In 1999 my research group was getting smaller, and I decided I wanted to do something different, and I had always had an interest in art and so I did a sabbatical at the Metropolitan Museum of Art in New York. Then I came back and a new graduate student came to talk to me, and I told her I wasn't going to take any more graduate students, but it turned out she was interested in art, too, and so we sort of cooked up a project, something we could do that combined chemistry and art. That's when we got into using LC-MS for dye analysis. No one had used LC-MS [for that before.] And it kind of blossomed. We did a lot of stuff using that technique and discovering things about dyes that nobody knew about before.
What sorts of things did LC-MS help you discover about dyes?
Well, one thing is, these are natural dyes, not synthetic dyes, and most of them come from plants. And during the biosynthesis of these colored compounds there usually are present glycosites and sugars attached to them, but the standard method people had used in the past for analyzing dyes was to treat it with strong acid, which took off all the sugars, and so you lost the information that you would get if you analyzed the whole molecule with the sugar attached.
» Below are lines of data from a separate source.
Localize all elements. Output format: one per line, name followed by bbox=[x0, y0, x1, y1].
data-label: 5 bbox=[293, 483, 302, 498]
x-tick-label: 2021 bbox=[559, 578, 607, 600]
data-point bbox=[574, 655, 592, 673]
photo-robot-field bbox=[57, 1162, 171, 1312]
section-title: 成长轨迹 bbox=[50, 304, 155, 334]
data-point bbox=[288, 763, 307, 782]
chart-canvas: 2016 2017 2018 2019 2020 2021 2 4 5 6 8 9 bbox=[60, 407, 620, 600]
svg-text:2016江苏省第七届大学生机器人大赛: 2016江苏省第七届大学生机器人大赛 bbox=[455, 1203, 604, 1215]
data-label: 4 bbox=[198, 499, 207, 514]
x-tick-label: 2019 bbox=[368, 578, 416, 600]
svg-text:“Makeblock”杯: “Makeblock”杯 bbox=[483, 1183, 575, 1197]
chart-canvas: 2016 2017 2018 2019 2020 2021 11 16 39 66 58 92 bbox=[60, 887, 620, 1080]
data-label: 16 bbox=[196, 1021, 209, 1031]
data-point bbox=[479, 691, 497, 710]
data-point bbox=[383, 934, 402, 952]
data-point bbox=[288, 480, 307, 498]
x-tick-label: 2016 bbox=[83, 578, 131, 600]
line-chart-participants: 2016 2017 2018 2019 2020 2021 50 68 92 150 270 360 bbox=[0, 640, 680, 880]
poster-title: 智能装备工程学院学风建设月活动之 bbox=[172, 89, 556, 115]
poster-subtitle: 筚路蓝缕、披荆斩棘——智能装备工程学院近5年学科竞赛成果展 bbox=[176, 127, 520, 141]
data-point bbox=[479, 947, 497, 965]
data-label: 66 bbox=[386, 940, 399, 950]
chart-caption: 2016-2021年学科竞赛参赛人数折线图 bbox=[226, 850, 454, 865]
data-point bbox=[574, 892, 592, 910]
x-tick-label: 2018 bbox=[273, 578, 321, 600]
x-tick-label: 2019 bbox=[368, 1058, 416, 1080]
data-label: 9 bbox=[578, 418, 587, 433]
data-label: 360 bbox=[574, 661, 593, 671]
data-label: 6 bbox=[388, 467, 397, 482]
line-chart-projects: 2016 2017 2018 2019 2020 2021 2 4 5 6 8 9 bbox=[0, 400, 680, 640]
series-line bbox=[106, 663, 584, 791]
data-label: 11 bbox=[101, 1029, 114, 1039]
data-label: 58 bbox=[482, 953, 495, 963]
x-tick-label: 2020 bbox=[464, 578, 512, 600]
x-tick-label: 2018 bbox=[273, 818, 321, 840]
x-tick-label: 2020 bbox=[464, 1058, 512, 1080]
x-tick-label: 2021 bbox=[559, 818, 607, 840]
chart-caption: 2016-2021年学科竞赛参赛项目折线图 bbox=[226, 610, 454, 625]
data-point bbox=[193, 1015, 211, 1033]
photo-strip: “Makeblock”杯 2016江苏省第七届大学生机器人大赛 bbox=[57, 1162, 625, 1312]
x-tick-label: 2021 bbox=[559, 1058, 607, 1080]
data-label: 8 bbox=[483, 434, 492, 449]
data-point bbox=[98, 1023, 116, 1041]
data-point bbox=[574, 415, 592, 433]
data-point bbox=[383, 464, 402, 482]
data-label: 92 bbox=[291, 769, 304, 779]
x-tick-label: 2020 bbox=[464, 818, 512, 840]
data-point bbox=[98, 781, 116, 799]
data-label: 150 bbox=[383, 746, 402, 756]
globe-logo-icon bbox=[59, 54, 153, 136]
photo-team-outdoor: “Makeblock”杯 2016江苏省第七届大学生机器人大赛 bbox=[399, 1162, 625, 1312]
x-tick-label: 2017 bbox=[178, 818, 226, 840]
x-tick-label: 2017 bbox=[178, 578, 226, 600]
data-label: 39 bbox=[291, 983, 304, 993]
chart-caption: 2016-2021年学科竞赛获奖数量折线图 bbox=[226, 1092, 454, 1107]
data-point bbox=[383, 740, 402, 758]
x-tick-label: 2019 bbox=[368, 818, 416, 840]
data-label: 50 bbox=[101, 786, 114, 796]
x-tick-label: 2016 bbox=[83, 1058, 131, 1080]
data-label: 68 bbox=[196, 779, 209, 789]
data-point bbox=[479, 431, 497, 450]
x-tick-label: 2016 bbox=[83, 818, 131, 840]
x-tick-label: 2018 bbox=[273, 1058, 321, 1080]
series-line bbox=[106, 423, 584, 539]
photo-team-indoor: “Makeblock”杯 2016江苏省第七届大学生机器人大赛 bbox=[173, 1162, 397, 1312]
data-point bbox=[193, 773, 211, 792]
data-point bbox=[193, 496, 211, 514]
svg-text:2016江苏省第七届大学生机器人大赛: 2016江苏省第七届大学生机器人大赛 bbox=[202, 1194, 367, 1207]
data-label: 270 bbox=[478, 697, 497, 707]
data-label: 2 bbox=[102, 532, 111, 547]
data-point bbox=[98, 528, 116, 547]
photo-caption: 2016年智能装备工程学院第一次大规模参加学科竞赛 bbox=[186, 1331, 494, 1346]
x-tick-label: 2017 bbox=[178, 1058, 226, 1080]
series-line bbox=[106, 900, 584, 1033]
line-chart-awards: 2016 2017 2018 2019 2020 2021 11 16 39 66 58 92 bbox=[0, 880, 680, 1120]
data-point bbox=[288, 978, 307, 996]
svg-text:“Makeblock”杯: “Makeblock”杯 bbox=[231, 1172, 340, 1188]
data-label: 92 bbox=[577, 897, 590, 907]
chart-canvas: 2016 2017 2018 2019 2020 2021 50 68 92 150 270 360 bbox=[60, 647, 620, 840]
To analyze the sugars you can't use the old methods, and this is where the mass spectrometry came in. Using mass spectrometry makes a big difference in what you can learn about these mixtures, so we introduced a way of extracting the dyes and maintaining the sugars and also analyzing them using mass spectrometry.
So one of my goals is to create sort of a fingerprint library. We've collected plant materials from all over the place. We have several hundred of them now. And we can get profiles, fingerprints of all these dyes, so if you have something from a textile you can figure out where it came from.